Véri­table film japo­nais, tant dans son esthé­tique que dans son essence, Perfect Days sonne comme la fusion finale entre Wim Wenders et Yasujiro Ozu, son « sensei » de cinéma. On y suit le quoti­dien d’Hi­rayama (magni­fique­ment inter­prété par Kōji Yaku­sho récom­pensé à Cannes), modeste quinqua­gé­naire chargé de l’en­tre­tien des toilettes publiques à Tokyo. Chaque matin, il débute sa jour­née dans un petit duplex en arro­sant ses plantes, en rangeant son futon près d’une grande étagère remplie de livres et de cassettes, tout en s’at­tar­dant devant sa porte pour respi­rer l’air mati­nal avant de se rendre au travail dans sa mini-four­gon­nette, soigneu­se­ment appro­vi­sionné en produits de nettoyage.

Cela ne se voit pas forcé­ment sur son visage ridé, mais Hirayama appré­cie son métier et prend du plai­sir à nettoyer ces toilettes aux desi­gns archi­tec­tu­raux auda­cieux. Tout comme il appré­cie ses pauses déjeu­ner quoti­diennes dans le même parc – où il prend des photos argen­tiques de la nature, et admire les motifs de lumière scin­tillants avec son œil mali­cieux et son sourire si sincère. Le soir, il s’ins­talle dans un petit boui­boui local pour une bière et un repas chaud avant de rentrer chez lui pour lire un peu de poésie (William Faulk­ner) avant de dormir.

Perfect Days. Wim Wenders

Routine Poétique

Le quoti­dien d’Hi­rayama se répète, mais ne lasse jamais. Au contraire, la beauté du rythme régu­lier de ses jour­nées émerge para­doxa­le­ment quand on commence à en perce­voir les varia­tions. Au fur et à mesure du récit, Wim Wenders explore les liens que celui-ci noue avec les tokyoïtes, les commerçants du quar­tier ou son jeune collègue fainéant (Emoto Tokio). On découvre alors un homme à la fois ordi­naire, complexe, drôle et bien­veillant qui trouve son bien-être dans la photo­gra­phie, la lecture, et dans l’écoute des stan­dards du rock sur cassettes audio (Van Moris­son, Patti Smith, Otis Redding et bien sûr Lou Reed).

Perfect Days. Wim Wenders

L’ir­rup­tion soudaine de sa nièce fugueuse vient pertur­ber sa routine et révèle égale­ment sa construc­tion déli­bé­rée : défense contre une vie passée qu’il ne veut pas récu­pé­rer. Cepen­dant, l’ap­proche de Wim Wenders est dénuée de cynisme. Le réali­sa­teur dévoile pudique­ment les fissures d’Hi­rayama sans le présen­ter comme un mensonge ambu­lant, mais plutôt comme une repré­sen­ta­tion véri­dique de la façon dont la vie devrait être vécue.

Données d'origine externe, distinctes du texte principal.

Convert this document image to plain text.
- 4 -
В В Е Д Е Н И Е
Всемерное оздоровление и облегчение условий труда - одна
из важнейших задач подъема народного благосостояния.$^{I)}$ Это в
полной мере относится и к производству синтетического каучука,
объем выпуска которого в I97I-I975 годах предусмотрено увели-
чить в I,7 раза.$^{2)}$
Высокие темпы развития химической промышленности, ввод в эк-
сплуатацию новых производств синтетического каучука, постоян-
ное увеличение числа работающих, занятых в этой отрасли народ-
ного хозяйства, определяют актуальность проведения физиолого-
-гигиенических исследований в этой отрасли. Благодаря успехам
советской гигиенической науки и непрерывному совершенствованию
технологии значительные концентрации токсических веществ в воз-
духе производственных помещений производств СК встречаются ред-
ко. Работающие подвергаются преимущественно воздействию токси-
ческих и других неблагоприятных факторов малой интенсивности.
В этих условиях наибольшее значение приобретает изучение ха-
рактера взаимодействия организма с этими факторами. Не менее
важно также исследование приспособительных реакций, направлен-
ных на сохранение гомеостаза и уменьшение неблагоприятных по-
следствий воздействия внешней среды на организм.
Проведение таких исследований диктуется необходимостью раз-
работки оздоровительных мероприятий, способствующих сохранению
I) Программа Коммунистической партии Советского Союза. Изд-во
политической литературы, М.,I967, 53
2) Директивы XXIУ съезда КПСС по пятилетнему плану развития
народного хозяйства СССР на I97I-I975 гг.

Une fois réunis, ces infimes détails, morceaux d’une exis­tence qui, indi­vi­duel­le­ment, semblent insi­gni­fiants, tissent un récit touchant sur l’équi­libre vulné­rable de la vie et le conten­te­ment. Prome­nant son regard avec poésie, Wim Wenders nous emmène dans un road trip intime émou­vant et déploie toute la vie d’Hi­rayama à l’écran jusqu’à une sublime séquence finale sur son visage souriant éclairé par les rayons du soleil levant alors que résonnent les cuivres de Feeling Good de Nina Simone.

Perfect Days de Wim Wenders (Jap, 1h59) avec Kōji Yaku­sho, Tokio Emoto, Arisa Naka­no… Sortie le 29 novembre.